The dorsal primary ramus divides into medial, intermediate, and lateral branches just after it gives off an ascending facet branch to the dorsal aspect of the joint immediately above. The intermediate and lateral branches course laterally on the transverse process and supply the erector spinae muscles. Each medial branch of the posterior primary ramus participates in the innervation of 3 facet joints: one branch innervates the facet joint above the level, the second branch innervates at that level, and the third branch descends caudally to the level below. See the following image.

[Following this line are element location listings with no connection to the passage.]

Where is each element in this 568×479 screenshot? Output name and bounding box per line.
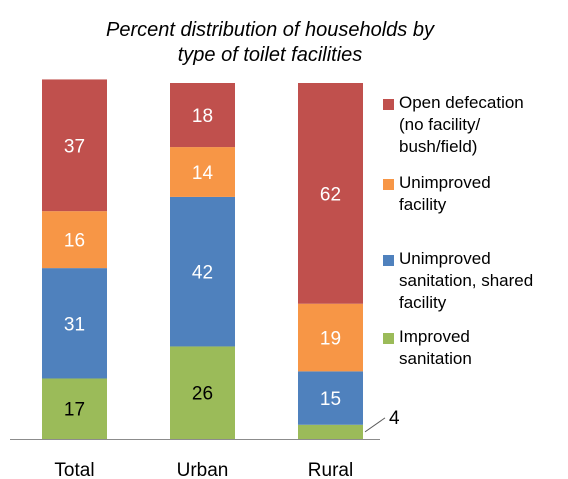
- legend-label-unimproved-shared: Unimproved sanitation, shared facility: [399, 248, 564, 314]
- legend-label-line: Unimproved: [399, 249, 491, 268]
- bar-segment-total-open-defecation-no-facility-bush-field: [42, 79, 107, 212]
- chart-title-line-1: Percent distribution of households by: [106, 19, 434, 41]
- data-label-urban-unimproved-sanitation-shared-facility: 42: [192, 263, 213, 284]
- bar-segment-rural-unimproved-facility: [298, 303, 363, 372]
- legend-label-line: sanitation, shared: [399, 271, 534, 290]
- legend-label-unimproved-facility: Unimproved facility: [399, 172, 564, 216]
- legend-swatch-improved-sanitation: [383, 333, 394, 344]
- bar-segment-total-unimproved-facility: [42, 211, 107, 269]
- legend-label-line: facility: [399, 195, 447, 214]
- category-label-total: Total: [54, 460, 94, 479]
- legend-swatch-unimproved-shared: [383, 255, 394, 266]
- legend-label-line: sanitation: [399, 349, 472, 368]
- chart-title: Percent distribution of households by ty…: [70, 18, 470, 68]
- legend-label-line: (no facility/: [399, 115, 481, 134]
- data-label-total-unimproved-facility: 16: [64, 231, 85, 252]
- legend-label-line: facility: [399, 293, 447, 312]
- data-label-rural-unimproved-sanitation-shared-facility: 15: [320, 389, 341, 410]
- bar-segment-rural-open-defecation-no-facility-bush-field: [298, 83, 363, 304]
- legend-label-line: Improved: [399, 327, 470, 346]
- data-label-rural-open-defecation-no-facility-bush-field: 62: [320, 184, 341, 205]
- data-label-urban-unimproved-facility: 14: [192, 163, 214, 184]
- bar-segment-urban-unimproved-sanitation-shared-facility: [170, 196, 235, 347]
- data-label-total-open-defecation-no-facility-bush-field: 37: [64, 136, 85, 157]
- bar-segment-urban-open-defecation-no-facility-bush-field: [170, 83, 235, 148]
- data-label-rural-unimproved-facility: 19: [320, 329, 341, 350]
- bar-segment-urban-improved-sanitation: [170, 346, 235, 439]
- bar-segment-urban-unimproved-facility: [170, 147, 235, 197]
- bar-segment-total-unimproved-sanitation-shared-facility: [42, 268, 107, 379]
- legend-swatch-open-defecation: [383, 99, 394, 110]
- legend-label-line: bush/field): [399, 137, 478, 156]
- legend-label-line: Open defecation: [399, 93, 524, 112]
- bar-segment-rural-unimproved-sanitation-shared-facility: [298, 371, 363, 425]
- legend-label-improved-sanitation: Improved sanitation: [399, 326, 564, 370]
- category-label-urban: Urban: [177, 460, 229, 479]
- data-label-rural-improved-sanitation: 4: [389, 408, 400, 429]
- legend-label-line: Unimproved: [399, 173, 491, 192]
- legend-label-open-defecation: Open defecation (no facility/ bush/field…: [399, 92, 564, 158]
- bar-segment-rural-improved-sanitation: [298, 424, 363, 439]
- bar-segment-total-improved-sanitation: [42, 378, 107, 439]
- data-label-total-improved-sanitation: 17: [64, 400, 85, 421]
- data-label-urban-improved-sanitation: 26: [192, 384, 213, 405]
- data-label-urban-open-defecation-no-facility-bush-field: 18: [192, 106, 213, 127]
- data-label-leader-line: [364, 417, 386, 433]
- legend-swatch-unimproved-facility: [383, 179, 394, 190]
- category-label-rural: Rural: [308, 460, 353, 479]
- data-label-total-unimproved-sanitation-shared-facility: 31: [64, 314, 85, 335]
- chart-title-line-2: type of toilet facilities: [177, 44, 363, 66]
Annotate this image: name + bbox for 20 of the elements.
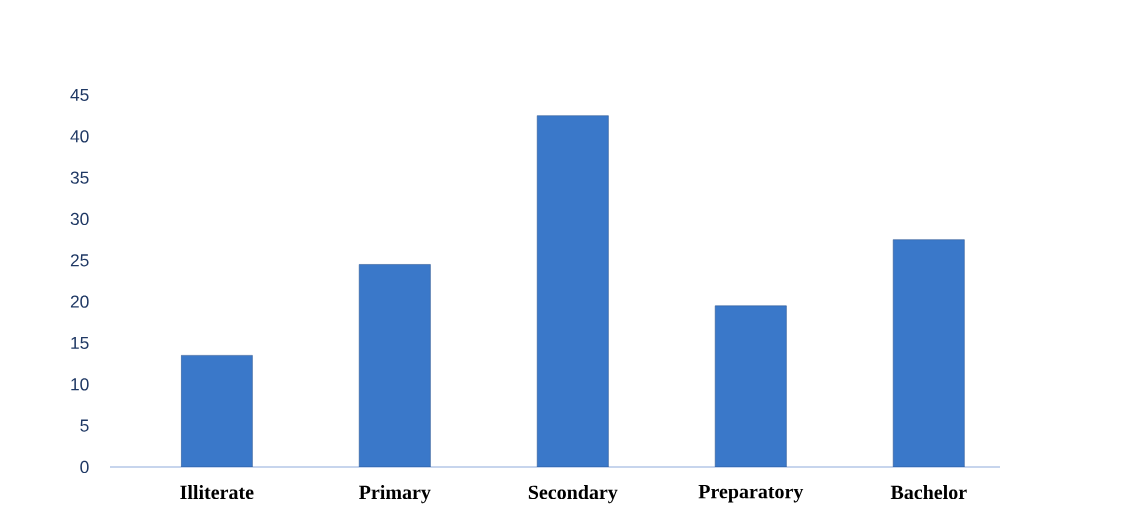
y-tick-label: 25 — [70, 254, 89, 267]
y-tick-label: 0 — [80, 460, 89, 474]
x-tick-label: Preparatory — [698, 485, 804, 503]
y-tick-label: 10 — [71, 378, 89, 391]
x-tick-label: Bachelor — [890, 485, 967, 500]
bar — [536, 115, 609, 467]
y-tick-label: 35 — [70, 171, 89, 184]
y-tick-label: 20 — [70, 295, 89, 308]
x-tick-label: Primary — [359, 485, 431, 504]
y-tick-label: 15 — [71, 336, 89, 350]
bar — [892, 239, 965, 467]
y-tick-label: 40 — [70, 130, 89, 143]
bar — [180, 355, 253, 467]
bar — [714, 305, 787, 467]
bar — [358, 264, 431, 467]
y-tick-label: 45 — [70, 88, 89, 102]
x-tick-label: Illiterate — [180, 485, 254, 500]
y-tick-label: 5 — [80, 419, 89, 432]
y-tick-label: 30 — [70, 212, 89, 226]
x-tick-label: Secondary — [528, 485, 618, 504]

Anomalies of the lumbar vertebral column
Normally, 5 human lumbar vertebrae exist. However, approximately 4-21% of the general population and 10% of adults seen with symptomatic degenerative conditions of the low back have a lumbosacral transitional vertebra (LSTV). These anomalies are mainly failures of symmetrical or asymmetrical segmentation. In these cases, the last lumbar vertebra contains an elongated of its transverse process, with varying degrees of fusion to the “first” sacral segment. The term LSTV is now recommended over “sacralized L5” or a “lumbarized S1.”  LSTV is classified by plain radiographs per the Castellvi system. A Ferguson view of the lumbosacral junction and an anteroposterior (AP) view of the thoracolumbar junction are recommended. 
No standard method is established for vertebral numbering based solely on sagittal lumbar magnetic resonance images (MRIs). The iliolumbar ligament (ILL) is readily identifiable on axial L-spine MRI and always arises from the L5 vertebra (based on anatomic and MRI studies).  Therefore, by identifying L5, physicians can increases their confidence of correctly assigning lumbar levels. 
Congenital vertebral anomalies consist of a collection of malformations of the spine. Most are not clinically significant, but they may cause compression of the spinal cord and nerves, or they may cause instability.
A specific type of lumbosacral transitional vertebra (LSTV) was first described by Bertolotti in 1917  ; with this syndrome, a large transverse apophysis in one or both sides of a lumbar transitional vertebra articulates with the sacrum or with the iliac bone.  The posterior arch or transverse apophysis of the vertebra usually has both lumbar and sacral characteristics, occurring most commonly at L5, but these can also occur at L6.  Most patients with Bertolotti syndrome are asymptomatic, and little is known about the biomechanical effects of such abnormal vertebra and its relation to low back pain. 
LSTV has been frequently discussed by specialists as a possible etiology of lower back pain. One systematic review  and some authors [16, 17, 18] have concluded that the incidence of LSTV is equal in those with and without back pain, rendering it only an incidental finding on imaging. Other authors report higher incidences in back pain populations, ranging from 16% to 30%, [19, 20, 21, 22] as well as higher incidences of disc degeneration above the LSTV [19, 23] and herniations occurring at a younger age. 
A study by Deport et al showed the frequency of LSTV to be 30% in the low back pain population.  Review of the literature makes apparent that having an LSTV does not necessitate symptoms, but those with LSTV who do get symptoms tend to have specific pathology. The following have all been shown to be common entities associated with a transitional vertebra: internal disc disruption of the level above, contralateral facet pain, and pain from the articulation with the transverse process. The transitional vertebra may be more relevant in younger populations, as normal age-related changes equalize the disc degeneration of the groups by middle age, and no greater incidence of spondylosis exists in those with an LSTV.